Life Style

A Complete Guide to Tequilas

Tequilas are unlike any other alcoholic beverage because of their adaptability. While extra aejos are as smooth and appealing as sweet, woody XO cognacs, Blancos fermented in the open air may contain the wild essence of mezcal. And even though the United States is the largest market for tequila in the world, eighty per cent of it is produced in Mexico and is marketed and consumed in the United States. You can get more varieties of regional mezcal produced from agave tequilana variedad in American bars than in any Mexican city.

You may learn about its many types so you can choose the perfect bottle for every occasion, whether you’re enjoying Palomas at your condo on the beach in Mazatlán, sipping an old drink as a digestif, or savouring a bottle of fruity, smoky ancestral one after a long day. As the demand for quality tequilas rose during the epidemic, artisanal products that used pre-industrial production techniques became more popular. And here is a complete guide to buying it, with descriptions and tasting notes for silver, reposado, aejo, and extra aejo varieties, as well as suggestions for the finest well tequilas to use for creating any drink you can imagine.

Introduction

The agave plant’s heart is baked in an oven or autoclave to distil the drink. The juice is then squeezed out using a stone roller mill called a tahona; this juice is fermented in wood or stainless steel containers and distilled twice for maximum strength. Many tequilas are widely consumed, including Blanco, an unaged silver variety, and reposado, aejo, and extra aejo, aged in new oak or old whiskey barrels. Blue agave is used in all of these products, and it is harvested by jimadores (agave farmers) using a coa (agave-harvesting equipment) after seven to eight years of growth. Platinum tequilas, which are aged, triple-distilled, and filtered to eliminate colour to produce a silky white spirit, are all the rage right now.

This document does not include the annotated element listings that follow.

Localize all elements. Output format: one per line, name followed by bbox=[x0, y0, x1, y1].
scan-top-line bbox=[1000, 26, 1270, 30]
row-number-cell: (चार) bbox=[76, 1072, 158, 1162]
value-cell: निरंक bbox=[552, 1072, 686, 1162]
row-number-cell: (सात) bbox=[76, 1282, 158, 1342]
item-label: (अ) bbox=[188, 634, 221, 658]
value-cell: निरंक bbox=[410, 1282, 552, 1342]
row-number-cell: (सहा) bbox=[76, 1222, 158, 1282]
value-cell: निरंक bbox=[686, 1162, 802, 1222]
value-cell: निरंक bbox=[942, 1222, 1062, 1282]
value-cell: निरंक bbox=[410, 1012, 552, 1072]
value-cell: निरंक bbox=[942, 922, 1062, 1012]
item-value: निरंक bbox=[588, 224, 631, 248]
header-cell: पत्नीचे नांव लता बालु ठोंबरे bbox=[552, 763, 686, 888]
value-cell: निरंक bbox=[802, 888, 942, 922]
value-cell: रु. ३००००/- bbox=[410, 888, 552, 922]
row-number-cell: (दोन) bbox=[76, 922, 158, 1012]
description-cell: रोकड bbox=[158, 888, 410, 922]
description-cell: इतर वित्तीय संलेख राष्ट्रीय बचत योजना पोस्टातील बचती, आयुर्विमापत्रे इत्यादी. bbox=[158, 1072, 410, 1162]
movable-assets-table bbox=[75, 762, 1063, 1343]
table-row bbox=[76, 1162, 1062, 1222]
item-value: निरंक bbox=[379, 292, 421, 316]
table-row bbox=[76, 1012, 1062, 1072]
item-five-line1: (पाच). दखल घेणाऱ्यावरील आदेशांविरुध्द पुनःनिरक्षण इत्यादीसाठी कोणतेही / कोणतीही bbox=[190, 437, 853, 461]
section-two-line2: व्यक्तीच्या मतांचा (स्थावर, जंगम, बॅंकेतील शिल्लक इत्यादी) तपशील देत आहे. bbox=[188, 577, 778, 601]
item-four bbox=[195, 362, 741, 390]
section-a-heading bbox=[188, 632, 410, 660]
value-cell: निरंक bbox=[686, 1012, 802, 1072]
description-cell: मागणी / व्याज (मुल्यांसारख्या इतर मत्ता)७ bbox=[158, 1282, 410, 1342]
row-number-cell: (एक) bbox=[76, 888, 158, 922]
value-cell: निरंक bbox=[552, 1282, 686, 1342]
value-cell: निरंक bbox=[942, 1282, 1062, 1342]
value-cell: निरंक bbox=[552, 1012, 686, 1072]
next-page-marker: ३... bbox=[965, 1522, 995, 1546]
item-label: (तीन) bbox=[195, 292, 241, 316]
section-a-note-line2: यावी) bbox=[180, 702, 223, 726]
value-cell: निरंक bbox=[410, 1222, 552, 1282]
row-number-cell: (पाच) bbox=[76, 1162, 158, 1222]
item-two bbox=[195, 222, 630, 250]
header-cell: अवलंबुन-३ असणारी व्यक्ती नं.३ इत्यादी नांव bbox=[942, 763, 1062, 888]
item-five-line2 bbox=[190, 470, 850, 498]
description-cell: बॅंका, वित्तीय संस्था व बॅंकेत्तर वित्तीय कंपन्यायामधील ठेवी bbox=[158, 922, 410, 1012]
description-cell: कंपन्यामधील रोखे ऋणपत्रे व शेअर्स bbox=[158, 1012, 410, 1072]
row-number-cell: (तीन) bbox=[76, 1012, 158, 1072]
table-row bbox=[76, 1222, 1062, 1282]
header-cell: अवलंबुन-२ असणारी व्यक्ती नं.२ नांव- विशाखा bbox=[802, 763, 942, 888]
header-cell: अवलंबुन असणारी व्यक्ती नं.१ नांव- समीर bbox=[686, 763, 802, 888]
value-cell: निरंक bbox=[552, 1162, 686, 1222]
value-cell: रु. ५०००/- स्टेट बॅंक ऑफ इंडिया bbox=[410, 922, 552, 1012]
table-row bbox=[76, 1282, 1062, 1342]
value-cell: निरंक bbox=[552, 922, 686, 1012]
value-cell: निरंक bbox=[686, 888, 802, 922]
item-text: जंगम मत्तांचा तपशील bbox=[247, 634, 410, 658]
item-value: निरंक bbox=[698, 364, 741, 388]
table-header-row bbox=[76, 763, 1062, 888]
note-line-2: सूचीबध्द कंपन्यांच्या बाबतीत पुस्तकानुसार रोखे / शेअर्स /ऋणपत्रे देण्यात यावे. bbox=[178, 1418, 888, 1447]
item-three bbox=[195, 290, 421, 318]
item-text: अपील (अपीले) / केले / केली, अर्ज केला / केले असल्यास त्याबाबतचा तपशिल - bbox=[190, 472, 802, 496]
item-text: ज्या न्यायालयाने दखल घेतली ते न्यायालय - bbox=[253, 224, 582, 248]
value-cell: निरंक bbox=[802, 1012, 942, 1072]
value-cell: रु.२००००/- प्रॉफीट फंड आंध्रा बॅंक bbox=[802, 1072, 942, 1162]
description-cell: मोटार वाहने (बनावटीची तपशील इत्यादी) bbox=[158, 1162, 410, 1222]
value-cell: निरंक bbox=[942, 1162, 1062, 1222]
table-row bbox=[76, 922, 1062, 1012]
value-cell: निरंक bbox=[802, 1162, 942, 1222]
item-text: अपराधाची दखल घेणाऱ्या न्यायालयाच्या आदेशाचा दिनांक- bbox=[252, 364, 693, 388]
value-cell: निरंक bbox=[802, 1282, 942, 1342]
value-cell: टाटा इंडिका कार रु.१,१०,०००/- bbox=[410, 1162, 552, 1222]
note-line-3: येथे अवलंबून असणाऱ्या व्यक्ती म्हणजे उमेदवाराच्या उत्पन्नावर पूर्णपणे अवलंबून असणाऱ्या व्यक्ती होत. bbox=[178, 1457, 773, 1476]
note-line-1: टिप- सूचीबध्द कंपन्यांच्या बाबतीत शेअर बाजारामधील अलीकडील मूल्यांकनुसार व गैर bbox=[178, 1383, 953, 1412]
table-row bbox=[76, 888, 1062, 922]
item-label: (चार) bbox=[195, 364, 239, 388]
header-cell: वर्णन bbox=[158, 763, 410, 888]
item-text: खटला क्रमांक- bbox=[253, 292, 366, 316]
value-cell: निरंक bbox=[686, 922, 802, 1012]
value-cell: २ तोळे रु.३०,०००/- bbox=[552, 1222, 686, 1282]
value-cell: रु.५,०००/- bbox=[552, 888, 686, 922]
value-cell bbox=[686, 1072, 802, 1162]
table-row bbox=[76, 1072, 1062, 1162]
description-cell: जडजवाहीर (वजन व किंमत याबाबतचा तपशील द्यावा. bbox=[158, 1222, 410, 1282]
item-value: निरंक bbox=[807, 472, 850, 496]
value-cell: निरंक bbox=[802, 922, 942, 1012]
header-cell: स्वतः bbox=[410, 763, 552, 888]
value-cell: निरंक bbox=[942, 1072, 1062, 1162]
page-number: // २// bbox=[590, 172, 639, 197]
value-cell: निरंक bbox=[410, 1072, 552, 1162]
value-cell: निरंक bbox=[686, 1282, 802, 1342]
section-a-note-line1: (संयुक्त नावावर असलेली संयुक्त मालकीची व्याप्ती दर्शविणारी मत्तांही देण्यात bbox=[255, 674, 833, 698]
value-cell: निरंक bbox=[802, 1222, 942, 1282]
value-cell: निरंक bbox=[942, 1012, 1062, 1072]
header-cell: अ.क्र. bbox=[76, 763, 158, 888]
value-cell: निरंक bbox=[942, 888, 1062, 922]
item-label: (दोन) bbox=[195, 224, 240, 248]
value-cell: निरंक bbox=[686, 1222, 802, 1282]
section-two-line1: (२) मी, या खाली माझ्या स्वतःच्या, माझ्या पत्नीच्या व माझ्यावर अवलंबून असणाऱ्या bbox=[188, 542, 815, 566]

The whole state of Jalisco, as well as several municipalities in the states of Nayarit, Tamaulipas, Michoacán, and Guanajuato, make up the denomination of origin known as “Tequila.” One may use only the blue agave (Agave tequilana Weber) grown in this area to distil Mexico’s most famous liquor, i.e., tequilas. Although the vast majority is made from 100% blue agave, up to 1% of additions are permitted in the final product. These drinks must also be between 35% and 55% alcohol by volume (ABV), and in the United States, bottles must contain at least 40% ABV (water is used to lower the proof to the desired number).

Well Made Ones

For preparing margaritas and Palomas, or when a dozen buddies come up and want to shoot shots, every collection of this beverage needs at least one inexpensive mixer. And the wells will help you mix margaritas for all of your guests.

Olmeca Altos

In contrast to autoclave-produced tequilas, which have a shorter production period but a less caramelised taste and complexity, this one employs agave heated in ovens to make its spirit. Master tequilero Jesus Hernandez uses a tahona to partly extract the agave’s sugars before distilling it in copper pots in the Jalisco highlands. One of the finest utilitarian tequilas under $20, this has a balanced profile that includes citrus, pepper, and green herbs.